De toekomst van de mijn
Bijna twee decennia na het verlaten van de Mk 60 CAPTOR, besloot de Amerikaanse marine terug te keren naar het vergeten concept van een mijn-torpedosysteem of een homing mine. Daarnaast worden er andere nieuwe modellen ontwikkeld in de klasse van mijnwapens. Verwacht wordt dat in de komende 3-5 jaar het veelbelovende Hammer-Fish-complex alle controles zal doorstaan en in gebruik zal worden genomen, waardoor het anti-onderzeeërpotentieel van de marine wordt uitgebreid.

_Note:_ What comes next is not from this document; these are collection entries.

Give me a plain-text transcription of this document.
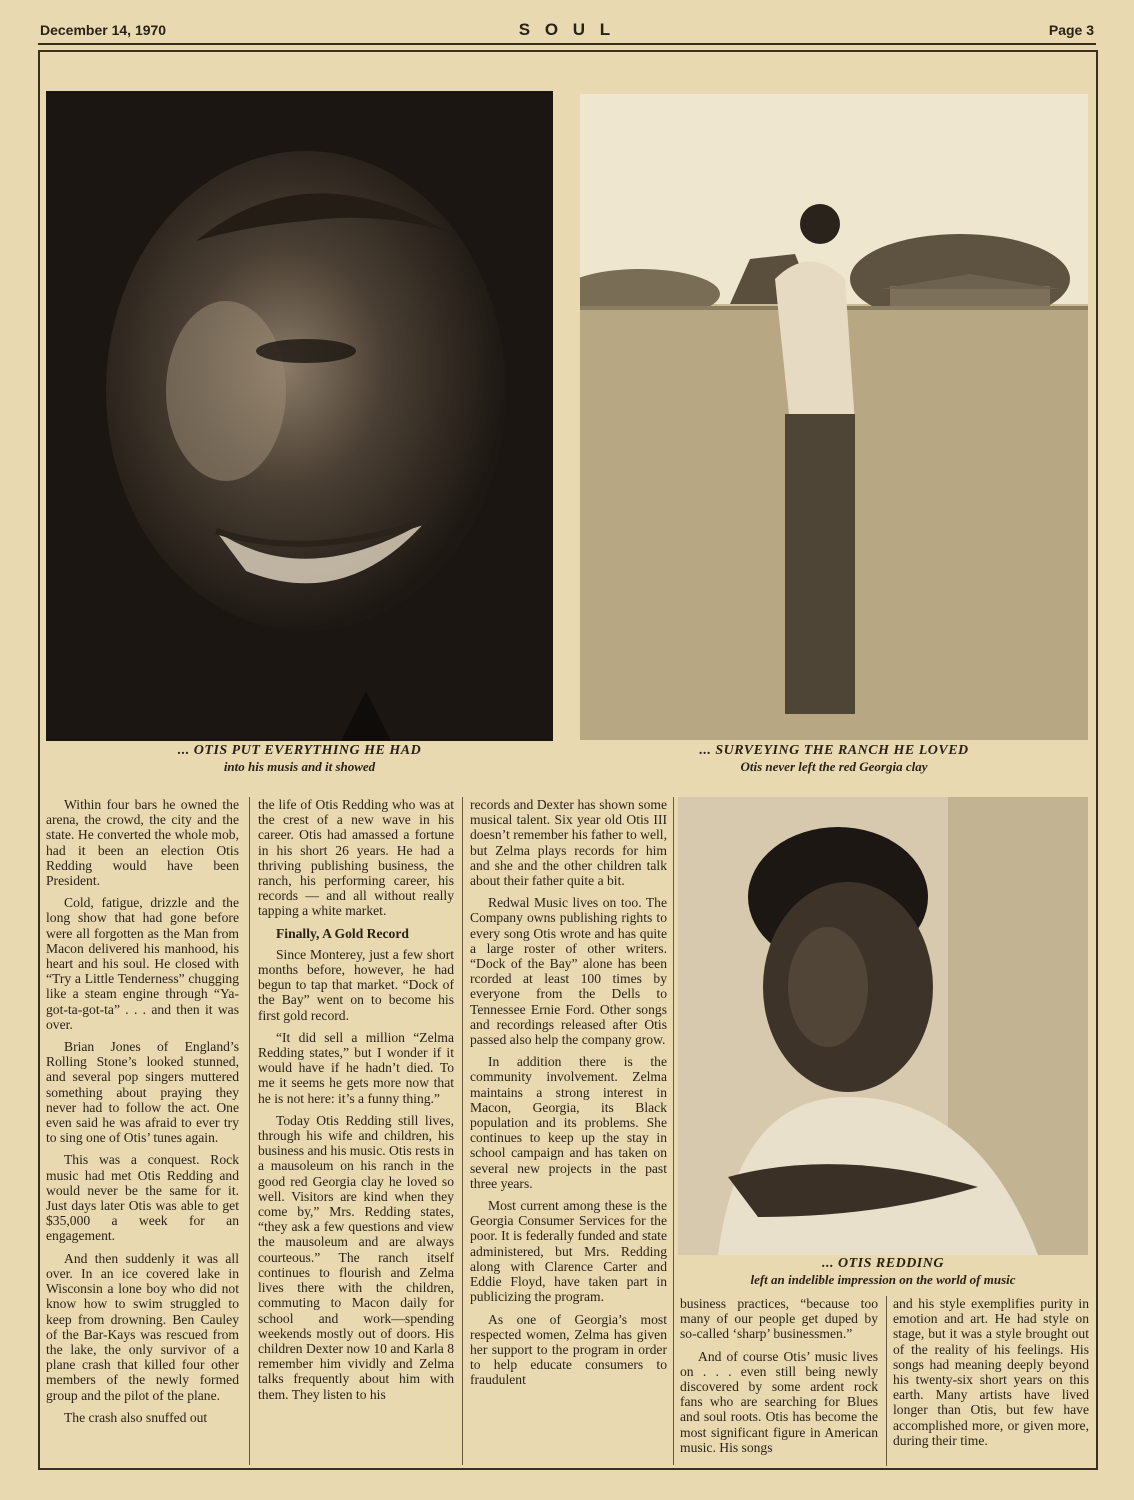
December 14, 1970	S O U L	Page 3
... OTIS PUT EVERYTHING HE HAD
into his musis and it showed
... SURVEYING THE RANCH HE LOVED
Otis never left the red Georgia clay
... OTIS REDDING
left an indelible impression on the world of music

Within four bars he owned the arena, the crowd, the city and the state. He converted the whole mob, had it been an election Otis Redding would have been President.

Cold, fatigue, drizzle and the long show that had gone before were all forgotten as the Man from Macon delivered his manhood, his heart and his soul. He closed with “Try a Little Tenderness” chugging like a steam engine through “Ya-got-ta-got-ta” . . . and then it was over.

Brian Jones of England’s Rolling Stone’s looked stunned, and several pop singers muttered something about praying they never had to follow the act. One even said he was afraid to ever try to sing one of Otis’ tunes again.

This was a conquest. Rock music had met Otis Redding and would never be the same for it. Just days later Otis was able to get $35,000 a week for an engagement.

And then suddenly it was all over. In an ice covered lake in Wisconsin a lone boy who did not know how to swim struggled to keep from drowning. Ben Cauley of the Bar-Kays was rescued from the lake, the only survivor of a plane crash that killed four other members of the newly formed group and the pilot of the plane.

The crash also snuffed out

the life of Otis Redding who was at the crest of a new wave in his career. Otis had amassed a fortune in his short 26 years. He had a thriving publishing business, the ranch, his performing career, his records — and all without really tapping a white market.

Finally, A Gold Record

Since Monterey, just a few short months before, however, he had begun to tap that market. “Dock of the Bay” went on to become his first gold record.

“It did sell a million “Zelma Redding states,” but I wonder if it would have if he hadn’t died. To me it seems he gets more now that he is not here: it’s a funny thing.”

Today Otis Redding still lives, through his wife and children, his business and his music. Otis rests in a mausoleum on his ranch in the good red Georgia clay he loved so well. Visitors are kind when they come by,” Mrs. Redding states, “they ask a few questions and view the mausoleum and are always courteous.” The ranch itself continues to flourish and Zelma lives there with the children, commuting to Macon daily for school and work—spending weekends mostly out of doors. His children Dexter now 10 and Karla 8 remember him vividly and Zelma talks frequently about him with them. They listen to his

records and Dexter has shown some musical talent. Six year old Otis III doesn’t remember his father to well, but Zelma plays records for him and she and the other children talk about their father quite a bit.

Redwal Music lives on too. The Company owns publishing rights to every song Otis wrote and has quite a large roster of other writers. “Dock of the Bay” alone has been rcorded at least 100 times by everyone from the Dells to Tennessee Ernie Ford. Other songs and recordings released after Otis passed also help the company grow.

In addition there is the community involvement. Zelma maintains a strong interest in Macon, Georgia, its Black population and its problems. She continues to keep up the stay in school campaign and has taken on several new projects in the past three years.

Most current among these is the Georgia Consumer Services for the poor. It is federally funded and state administered, but Mrs. Redding along with Clarence Carter and Eddie Floyd, have taken part in publicizing the program.

As one of Georgia’s most respected women, Zelma has given her support to the program in order to help educate consumers to fraudulent

business practices, “because too many of our people get duped by so-called ‘sharp’ businessmen.”

And of course Otis’ music lives on . . . even still being newly discovered by some ardent rock fans who are searching for Blues and soul roots. Otis has become the most significant figure in American music. His songs

and his style exemplifies purity in emotion and art. He had style on stage, but it was a style brought out of the reality of his feelings. His songs had meaning deeply beyond his twenty-six short years on this earth. Many artists have lived longer than Otis, but few have accomplished more, or given more, during their time.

Een dergelijk optimisme kan echter overdreven zijn - het project wordt al in de zeer vroege stadia geconfronteerd met enkele problemen. Dus om een aantal redenen is de keuze van de ontwikkelaar en fabrikant vertraagd, wat een negatief effect kan hebben op de volgende fasen van het project. Bovendien kunnen moeilijkheden niet worden uitgesloten in het stadium van het maken en testen van nieuwe bedieningselementen en andere apparatuur - dergelijke problemen neutraliseren de tijd- en kostenbesparingen door het gebruik van een voltooide torpedo.
De toekomst van het nieuwe project hangt direct af van gerelateerde ontwikkelingen. Er wordt aangenomen dat Hammerhead de beste resultaten zal laten zien in combinatie met zware onbemande onderwatervoertuigen. Dergelijke apparatuur is nog niet klaar voor gebruik en zonder deze zal het niet mogelijk zijn om het volledige potentieel van het mijn- en torpedocomplex te realiseren. De makers van XLUUV en andere soortgelijke projecten hebben echter een tijdsmarge voordat de werkzaamheden aan het nieuwe wapen zijn voltooid.
Zo wil de Amerikaanse marine de nog lege nis op het gebied van mijn- en torpedowapens opvullen door middel van een nieuw complex van een reeds bekende klasse. De Hammerhead-zeemijn zal een groot potentieel hebben en daarom van groot belang zijn voor de vloot. De ontwikkeling van een dergelijk product zal echter niet snel en eenvoudig zijn, wat kan leiden tot vertragingen in alle stadia, evenals problemen tijdens de implementatie- en implementatiefasen. In de komende jaren zal duidelijk worden of het mogelijk zal zijn om deze moeilijkheden het hoofd te bieden en de mijnen terug te geven aan de vloot.